AMD has announced 3rd Generation CPU core for its Bulldozer architecture: Streamroller.
Bulldozer Architecture was introduced first around 2005, and the current (2-nd generation) processor is called Piledriver (introduced in 2012) that formed the CPU foundation for AMD’s Trinity APU. By the end of the year we’ll also see a high-end desktop CPU without processor graphics based on Piledriver.
Piledriver basically brought down power usage by upto 20%, without compromise in performance. Moreover, there were improvements in scheduling efficiency, prefetching and branch prediction.
Steamroller carries on the same trend with ‘tock’ cycle reducing the transistor size to 28nm.
Front End Improvements
2012 Piledriver suffered from one major issue with shared fetch and decode hardware. Steamroller addresses this by duplicating the decode hardware in each module. with the improvements, each core has its own 4-wide instruction decoder, and both decoders can operate in parallel rather than alternating every other cycle. However, this doesn’t mean it would double the performance, but improvements would be 1.6x even under worst conditions. All this performance comes at minor value-add to power consumption.
Steamroller inherits the perceptron branch predictor from Piledriver, but it has higher buffer, and better in performance, hence more suited for heavy server loads.
Compute, Execution Improvements
The FPU gets smaller, MMX unit shares some hardware with the 128-bit FMAC pipes. So basically the overall pipeline reduces, and results in lower power consumption.
The integer and floating point register files are bigger in Steamroller. Load operations (two operands) are also compressed so that they only take a single entry in the physical register file, which helps increase the effective size of each RF and hence the increase in performance.
The scheduling windows also increased in size, which should enable greater utilization of existing execution resources.
Steamroller is also better at detecting interlocks, cancelling the load and getting data from the store.
The shared L1 cache (used for caching instructions) has also grown in size to make more instructions readily available for computation. It has grown from 2-way 64KB L1 instruction cache and larger L1 Cache can help reduce i-cache misses by up to 30%.
Steamroller now features a decoded micro-op queue, which is nothing but a cache where the address and decoded op are both stored. This queue (we call it cache) helps offload Front-end, and even turns off Front-end to save power when request for an address is present in the queue. This is quiet similar to Intel’s Sandybridge design.
The L2 cache in Streamroller is dyanmically resizable based on workload and hit rate in the cache, and can help save power by cutting them off when load isn’t that much. This switching happens in 0.25x time of cache clock, so there is almost no delay powering them off or on during normal operation.

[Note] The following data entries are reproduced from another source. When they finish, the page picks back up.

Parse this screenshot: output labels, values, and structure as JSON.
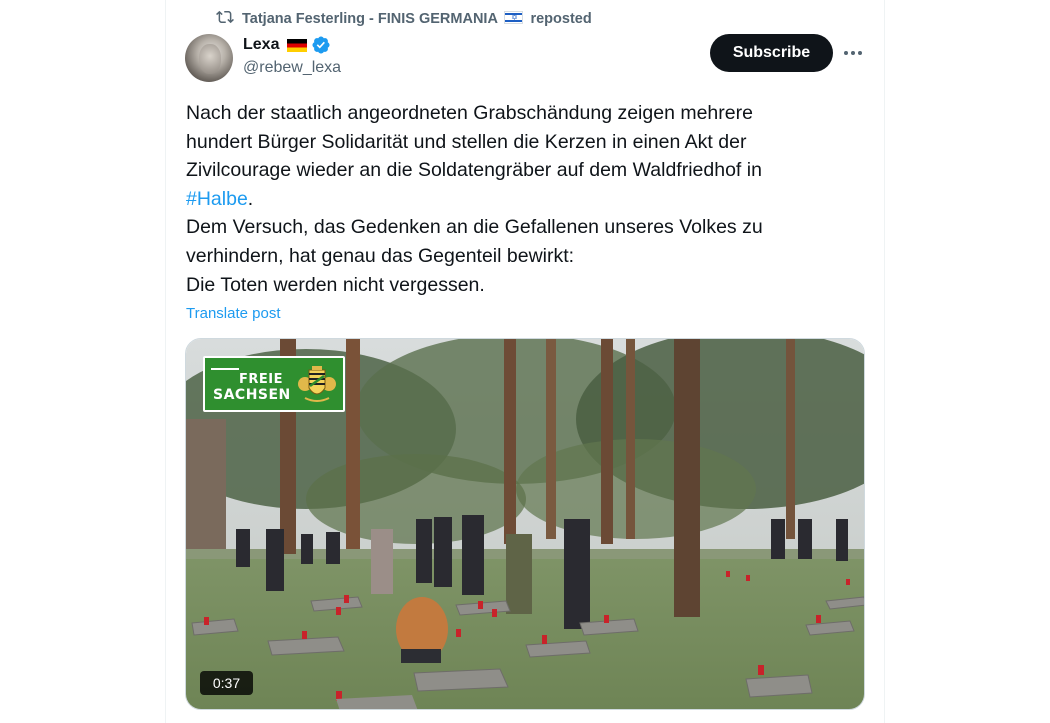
{
  "repost": {
    "reposter_name": "Tatjana Festerling - FINIS GERMANIA",
    "suffix": "reposted"
  },
  "author": {
    "name": "Lexa",
    "handle": "@rebew_lexa",
    "verified": true
  },
  "actions": {
    "subscribe_label": "Subscribe"
  },
  "post": {
    "lines": [
      "Nach der staatlich angeordneten Grabschändung zeigen mehrere",
      "hundert Bürger Solidarität und stellen die Kerzen in einen Akt der",
      "Zivilcourage wieder an die Soldatengräber auf dem Waldfriedhof in"
    ],
    "hashtag": "#Halbe",
    "hashtag_suffix": ".",
    "lines_after": [
      "Dem Versuch, das Gedenken an die Gefallenen unseres Volkes zu",
      "verhindern, hat genau das Gegenteil bewirkt:",
      "Die Toten werden nicht vergessen."
    ],
    "translate_label": "Translate post"
  },
  "media": {
    "logo_line1": "FREIE",
    "logo_line2": "SACHSEN",
    "duration": "0:37"
  },
  "colors": {
    "accent": "#1d9bf0",
    "secondary_text": "#536471",
    "primary_text": "#0f1419",
    "logo_green": "#2f8f2f"
  }
}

These L2 optimizations improve the power efficiency. This also is very important thing for mobile applications where CPU essentially does small tasks and then goes back to sleep in couple of milliseconds. L2 cache resizing provides no performance benefits but battery efficiency is way too notable for mobile applications.
Steamroller also reduces L2 / L3 read/write latencies, but the difference is small.

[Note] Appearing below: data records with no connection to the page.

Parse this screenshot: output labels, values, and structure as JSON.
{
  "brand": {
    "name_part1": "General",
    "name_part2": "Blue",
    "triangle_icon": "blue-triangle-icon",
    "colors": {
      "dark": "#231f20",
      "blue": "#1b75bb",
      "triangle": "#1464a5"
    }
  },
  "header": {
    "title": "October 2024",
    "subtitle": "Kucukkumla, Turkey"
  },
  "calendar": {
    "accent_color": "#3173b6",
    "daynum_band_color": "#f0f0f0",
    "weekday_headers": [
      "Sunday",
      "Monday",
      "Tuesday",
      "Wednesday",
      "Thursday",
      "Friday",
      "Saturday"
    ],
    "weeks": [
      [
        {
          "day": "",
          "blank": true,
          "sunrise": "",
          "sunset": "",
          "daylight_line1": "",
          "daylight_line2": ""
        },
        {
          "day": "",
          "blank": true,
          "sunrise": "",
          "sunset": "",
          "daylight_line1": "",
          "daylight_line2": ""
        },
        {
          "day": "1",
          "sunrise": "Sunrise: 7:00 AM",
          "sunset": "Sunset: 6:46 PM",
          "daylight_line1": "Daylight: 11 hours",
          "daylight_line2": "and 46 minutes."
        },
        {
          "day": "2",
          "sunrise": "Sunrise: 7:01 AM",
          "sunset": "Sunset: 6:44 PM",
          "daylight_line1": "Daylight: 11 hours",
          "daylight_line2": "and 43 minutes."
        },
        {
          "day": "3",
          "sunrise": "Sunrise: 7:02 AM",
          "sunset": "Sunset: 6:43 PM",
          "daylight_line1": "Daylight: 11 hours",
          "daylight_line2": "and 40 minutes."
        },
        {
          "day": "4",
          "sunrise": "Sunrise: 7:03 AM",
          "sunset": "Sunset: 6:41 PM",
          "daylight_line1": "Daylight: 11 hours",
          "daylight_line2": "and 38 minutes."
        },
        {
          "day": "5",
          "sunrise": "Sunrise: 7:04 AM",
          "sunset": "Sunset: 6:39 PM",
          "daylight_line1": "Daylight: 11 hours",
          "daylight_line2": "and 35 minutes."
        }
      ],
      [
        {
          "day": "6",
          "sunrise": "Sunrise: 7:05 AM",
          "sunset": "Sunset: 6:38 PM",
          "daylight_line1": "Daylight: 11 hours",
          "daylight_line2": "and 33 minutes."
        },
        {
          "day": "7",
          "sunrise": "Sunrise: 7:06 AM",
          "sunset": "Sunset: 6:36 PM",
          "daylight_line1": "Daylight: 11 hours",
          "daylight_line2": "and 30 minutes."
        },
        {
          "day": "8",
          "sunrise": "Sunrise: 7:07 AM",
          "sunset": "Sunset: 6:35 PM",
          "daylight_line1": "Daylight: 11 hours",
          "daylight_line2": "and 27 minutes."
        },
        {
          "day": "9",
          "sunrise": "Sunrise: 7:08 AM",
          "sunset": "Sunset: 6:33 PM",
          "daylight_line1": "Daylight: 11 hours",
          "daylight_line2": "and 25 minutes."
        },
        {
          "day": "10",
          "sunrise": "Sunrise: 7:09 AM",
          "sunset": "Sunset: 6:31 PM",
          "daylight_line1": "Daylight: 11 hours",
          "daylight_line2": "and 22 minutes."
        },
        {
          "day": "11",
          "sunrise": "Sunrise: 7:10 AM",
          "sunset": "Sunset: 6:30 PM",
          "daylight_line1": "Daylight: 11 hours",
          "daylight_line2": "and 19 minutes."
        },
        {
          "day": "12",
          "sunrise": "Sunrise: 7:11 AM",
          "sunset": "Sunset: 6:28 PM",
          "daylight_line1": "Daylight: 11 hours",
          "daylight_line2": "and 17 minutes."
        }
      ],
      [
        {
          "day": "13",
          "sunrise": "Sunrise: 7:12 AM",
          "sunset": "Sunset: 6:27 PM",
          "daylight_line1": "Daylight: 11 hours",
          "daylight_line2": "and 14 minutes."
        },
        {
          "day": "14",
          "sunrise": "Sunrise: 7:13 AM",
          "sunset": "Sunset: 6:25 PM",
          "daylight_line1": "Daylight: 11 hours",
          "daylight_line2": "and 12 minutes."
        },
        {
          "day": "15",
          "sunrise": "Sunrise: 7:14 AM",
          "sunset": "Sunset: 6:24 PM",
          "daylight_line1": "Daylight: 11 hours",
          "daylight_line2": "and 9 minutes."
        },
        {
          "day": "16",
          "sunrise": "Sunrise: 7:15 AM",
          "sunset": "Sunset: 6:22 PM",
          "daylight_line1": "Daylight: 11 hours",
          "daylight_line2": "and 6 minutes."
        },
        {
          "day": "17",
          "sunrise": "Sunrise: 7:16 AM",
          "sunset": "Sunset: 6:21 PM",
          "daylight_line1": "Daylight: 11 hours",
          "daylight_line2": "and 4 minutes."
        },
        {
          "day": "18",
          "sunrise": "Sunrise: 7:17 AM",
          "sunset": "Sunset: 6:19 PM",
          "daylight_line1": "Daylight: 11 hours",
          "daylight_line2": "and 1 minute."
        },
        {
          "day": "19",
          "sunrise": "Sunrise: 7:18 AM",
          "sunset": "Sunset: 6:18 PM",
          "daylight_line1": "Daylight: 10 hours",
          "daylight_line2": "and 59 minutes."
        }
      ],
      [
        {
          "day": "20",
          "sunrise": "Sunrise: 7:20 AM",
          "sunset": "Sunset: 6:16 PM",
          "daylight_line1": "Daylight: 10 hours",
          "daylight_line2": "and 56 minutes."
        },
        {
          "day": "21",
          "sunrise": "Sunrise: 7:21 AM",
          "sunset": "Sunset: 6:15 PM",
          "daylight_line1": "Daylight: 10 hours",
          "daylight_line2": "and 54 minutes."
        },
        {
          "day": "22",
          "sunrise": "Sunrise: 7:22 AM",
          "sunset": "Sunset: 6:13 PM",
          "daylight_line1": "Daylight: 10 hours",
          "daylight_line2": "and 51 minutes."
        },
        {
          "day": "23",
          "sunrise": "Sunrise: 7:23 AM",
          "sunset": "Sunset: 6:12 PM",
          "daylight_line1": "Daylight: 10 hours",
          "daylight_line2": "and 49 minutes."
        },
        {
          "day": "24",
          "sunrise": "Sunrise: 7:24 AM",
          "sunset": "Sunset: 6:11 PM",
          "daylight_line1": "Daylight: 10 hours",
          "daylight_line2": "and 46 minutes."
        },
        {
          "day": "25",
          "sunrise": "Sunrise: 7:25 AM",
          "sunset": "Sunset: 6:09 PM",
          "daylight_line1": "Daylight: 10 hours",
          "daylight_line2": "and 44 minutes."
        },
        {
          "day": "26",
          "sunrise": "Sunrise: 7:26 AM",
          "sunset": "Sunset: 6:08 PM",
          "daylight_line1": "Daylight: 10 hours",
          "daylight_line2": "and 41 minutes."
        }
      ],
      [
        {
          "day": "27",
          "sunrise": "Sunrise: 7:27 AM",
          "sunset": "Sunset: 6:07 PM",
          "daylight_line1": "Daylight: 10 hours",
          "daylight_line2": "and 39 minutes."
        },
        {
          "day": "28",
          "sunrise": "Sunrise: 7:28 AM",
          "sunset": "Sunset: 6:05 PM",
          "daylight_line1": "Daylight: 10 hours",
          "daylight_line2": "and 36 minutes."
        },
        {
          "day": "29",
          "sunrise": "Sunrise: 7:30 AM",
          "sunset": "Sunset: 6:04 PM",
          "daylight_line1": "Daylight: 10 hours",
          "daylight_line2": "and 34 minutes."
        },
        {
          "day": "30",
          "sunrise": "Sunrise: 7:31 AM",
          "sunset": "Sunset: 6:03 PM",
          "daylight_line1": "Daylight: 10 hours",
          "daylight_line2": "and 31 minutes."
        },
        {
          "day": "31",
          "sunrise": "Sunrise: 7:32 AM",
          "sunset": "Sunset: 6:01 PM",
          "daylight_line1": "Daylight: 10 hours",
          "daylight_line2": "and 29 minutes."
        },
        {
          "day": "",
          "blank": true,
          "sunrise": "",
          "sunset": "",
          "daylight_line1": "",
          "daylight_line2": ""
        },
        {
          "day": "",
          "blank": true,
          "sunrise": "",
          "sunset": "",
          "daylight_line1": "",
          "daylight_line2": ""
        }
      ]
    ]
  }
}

Going by the standard Tick-Tock evolution, AMD Piledriver improved Power efficiency, Streamroller should do better in the performance department. AMD’s tech specs definitely hint in that direction but we’ll have to see how it stacks up against Intel’s Haswell in 2013, when its released.
Future: AMD Excavator in 2014
AMD Excavator, when released, would go further to be power efficient. It would save power by not having to route clocks and signals as far, while the area savings are a result of the computer automated transistor placement/routing and higher density gate/logic libraries. By doing this, you’re no longer able to achieve the highest CPU frequency, but the sacrifice is worth it however because in power constrained environments (e.g. a notebook) you won’t hit max frequency regardless, and you’ll instead see a 15 – 30% energy reduction per operation.